Holmquist L, Rudic N, Ahren C, Fällström S P
Dept. of Pediatrics II, University of Gothenburg, Sweden.
Scand J Gastroenterol. 1988 Jun;23(5):577-84. doi: 10.3109/00365528809093915.
Seventy-eight young patients with symptoms of chronic inflammatory bowel disease (IBD) of the colon have been investigated to determine to what degree colonoscopy adds important information for the diagnosis of IBD in addition to results of the routine procedures, including rectosigmoidoscopy carried out at the same time. After colonoscopy IBD was established in 4 of 12 patients classified as non-IBD after the routine procedures. Eleven of 18 patients with the routine diagnosis indeterminate colitis (IC) could after colonoscopy be differentiated into UC or probable CC. In 30 of 31 cases classified as UC the routine diagnosis was confirmed by colonoscopy. Routine diagnosis as probable CC was changed to definite CC in 3 of 10 cases. In all cases but one with previously established IBD it was possible to confirm the diagnosis.
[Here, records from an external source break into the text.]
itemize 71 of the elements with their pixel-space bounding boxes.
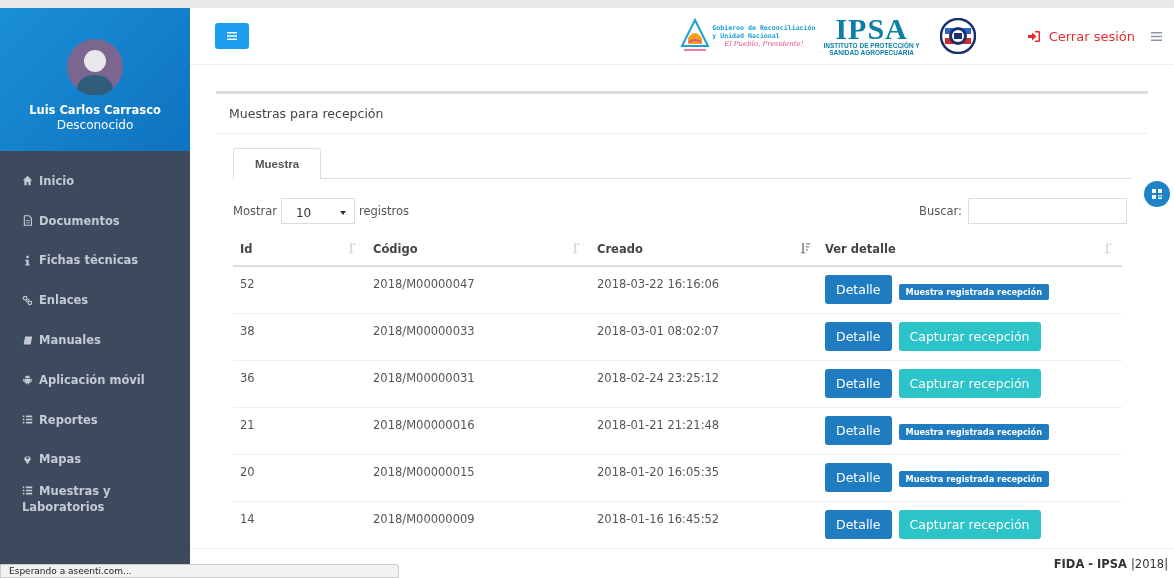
sidebar-item[interactable]: Inicio [0,161,190,201]
sidebar-item[interactable]: Fichas técnicas [0,240,190,281]
logout-link[interactable]: Cerrar sesión [1027,28,1135,44]
browser-status: Esperando a aseenti.com... [0,564,399,578]
menu-icon[interactable] [1151,31,1162,41]
table-cell: 2018-01-16 16:45:52 [590,501,818,548]
table-cell: 2018-01-20 16:05:35 [590,454,818,501]
sign-in-icon [1027,30,1040,42]
user-name: Luis Carlos Carrasco [29,103,161,117]
sidebar-item[interactable]: Mapas [0,439,190,480]
qr-code-icon [1152,189,1162,199]
detail-button[interactable]: Detalle [825,509,892,539]
list-icon [22,485,33,497]
map-pin-icon [22,453,33,465]
home-icon [22,175,33,187]
panel-title: Muestras para recepción [216,94,1148,134]
robot-icon [22,374,33,386]
length-label: Mostrar [233,204,277,218]
table-cell: 21 [233,407,366,454]
table-cell: 2018-03-01 08:02:07 [590,313,818,360]
page-length-select[interactable]: 10 [280,198,355,224]
column-header[interactable]: Id [233,233,366,266]
table-cell: 38 [233,313,366,360]
column-header[interactable]: Código [366,233,590,266]
link-icon [22,294,33,306]
detail-button[interactable]: Detalle [825,321,892,351]
table-cell: 2018/M00000016 [366,407,590,454]
user-role: Desconocido [56,118,134,132]
detail-button[interactable]: Detalle [825,415,892,445]
table-cell: 2018-02-24 23:25:12 [590,360,818,407]
table-cell: 2018/M00000033 [366,313,590,360]
caret-icon [339,211,346,215]
table-cell: 14 [233,501,366,548]
sidebar-item[interactable]: Enlaces [0,280,190,321]
sidebar-item[interactable]: Manuales [0,320,190,360]
sidebar-item[interactable]: Reportes [0,399,190,440]
footer-brand: FIDA - IPSA [1053,556,1127,571]
detail-button[interactable]: Detalle [825,275,892,304]
table-cell: 20 [233,454,366,501]
table-cell: 2018-01-21 21:21:48 [590,407,818,454]
table-cell: 2018/M00000009 [366,501,590,548]
tab[interactable]: Muestra [233,148,322,179]
table-cell: 2018/M00000047 [366,266,590,313]
menu-button[interactable] [215,23,249,49]
detail-button[interactable]: Detalle [825,368,892,398]
table-cell: 36 [233,360,366,407]
search-label: Buscar: [919,204,962,218]
table-cell: 2018/M00000015 [366,454,590,501]
status-label: Muestra registrada recepción [898,471,1050,487]
sidebar-item[interactable]: Aplicación móvil [0,360,190,400]
footer-year: |2018| [1131,556,1168,571]
document-icon [22,215,33,227]
status-label: Muestra registrada recepción [898,283,1050,300]
avatar [67,39,123,95]
list-icon [22,414,33,426]
table-cell: 52 [233,266,366,313]
detail-button[interactable]: Detalle [825,462,892,492]
search-field[interactable] [968,198,1127,224]
status-label: Muestra registrada recepción [898,424,1050,440]
column-header[interactable]: Ver detalle [818,233,1122,266]
book-icon [22,334,33,346]
length-label: registros [358,204,410,218]
table-cell: 2018/M00000031 [366,360,590,407]
sidebar-item[interactable]: Muestras y Laboratorios [0,479,190,516]
column-header[interactable]: Creado [590,233,818,266]
menu-icon [227,32,237,40]
sidebar-item[interactable]: Documentos [0,200,190,241]
seal-logo [939,18,976,54]
qr-code-button[interactable] [1144,181,1170,207]
info-icon [22,255,33,266]
table-cell: 2018-03-22 16:16:06 [590,266,818,313]
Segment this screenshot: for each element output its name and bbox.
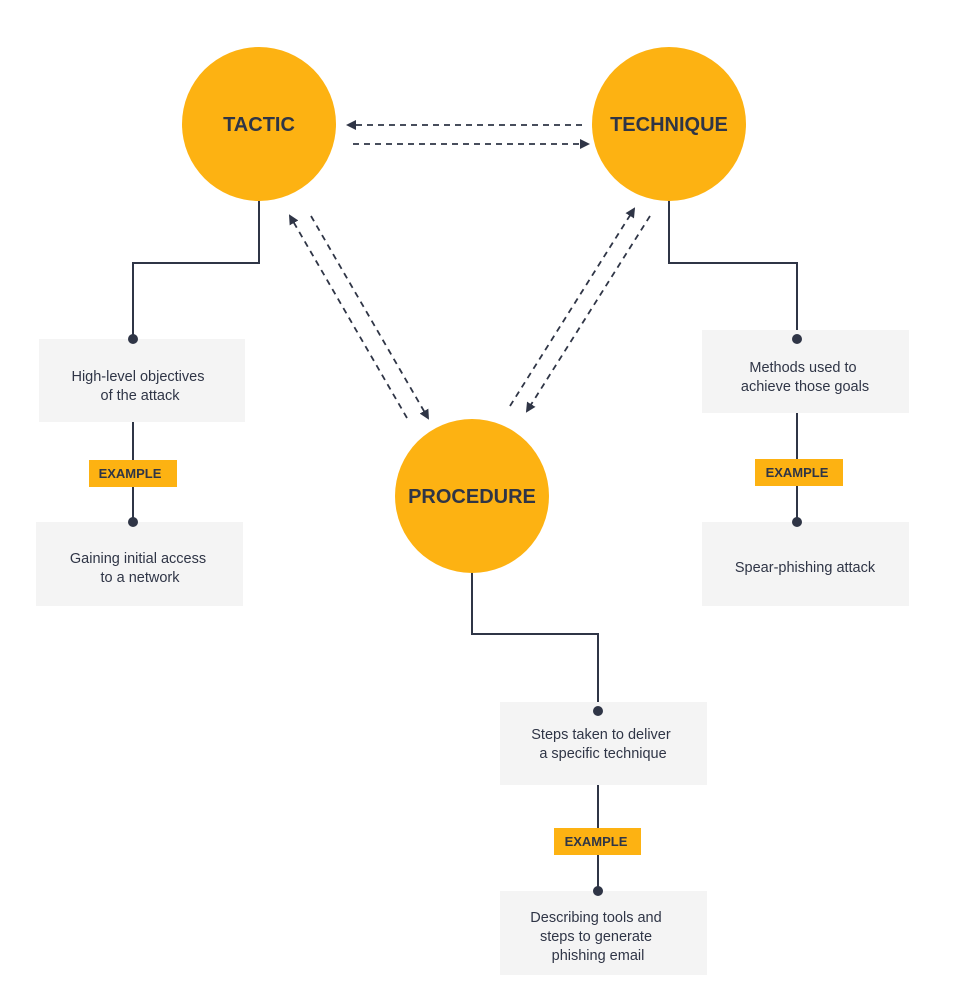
tactic-label: TACTIC: [223, 114, 295, 136]
technique-node: TECHNIQUE: [592, 47, 746, 201]
arrow-technique-to-procedure: [525, 215, 651, 413]
procedure-node: PROCEDURE: [395, 419, 549, 573]
procedure-connector: [471, 572, 599, 711]
tactic-node: TACTIC: [182, 47, 336, 201]
connector-dot: [792, 334, 802, 344]
connector-dot: [128, 517, 138, 527]
arrow-procedure-to-technique: [509, 207, 636, 407]
technique-example: Spear-phishing attack: [735, 560, 876, 576]
tactic-example-badge-label: EXAMPLE: [99, 466, 162, 481]
arrow-procedure-to-tactic: [288, 214, 408, 419]
technique-label: TECHNIQUE: [610, 114, 728, 136]
ttp-diagram: TACTIC TECHNIQUE PROCEDURE High-level ob…: [36, 47, 909, 975]
technique-example-badge-label: EXAMPLE: [766, 465, 829, 480]
procedure-description-box: [500, 702, 707, 785]
technique-connector: [668, 200, 798, 338]
connector-dot: [593, 886, 603, 896]
procedure-example-badge-label: EXAMPLE: [565, 834, 628, 849]
procedure-label: PROCEDURE: [408, 486, 536, 508]
arrow-tactic-to-procedure: [310, 215, 430, 420]
connector-dot: [792, 517, 802, 527]
connector-dot: [128, 334, 138, 344]
connector-dot: [593, 706, 603, 716]
tactic-connector: [132, 200, 260, 338]
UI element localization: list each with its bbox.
Thirty-seven of 70 patients with established IBD of the colon had no radiologic evidence of colitis.
对78例有结肠慢性炎症性肠病(IBD)症状的年轻患者进行了调查,以确定结肠镜检查除了同时进行的包括直肠乙状结肠镜检查在内的常规检查结果外,在多大程度上能为IBD的诊断提供重要信息。结肠镜检查后,在常规检查后被归类为非IBD的12例患者中有4例被确诊为IBD。18例常规诊断为不确定性结肠炎(IC)的患者中,有11例在结肠镜检查后可被区分为溃疡性结肠炎(UC)或可能的克罗恩病(CC)。在31例被归类为UC的病例中,有30例经结肠镜检查证实了常规诊断。10例可能为CC的病例中有3例经结肠镜检查后确诊为CC。除1例先前已确诊为IBD的病例外,在所有病例中均有可能确诊。70例确诊为结肠IBD的患者中有37例没有结肠炎的放射学证据。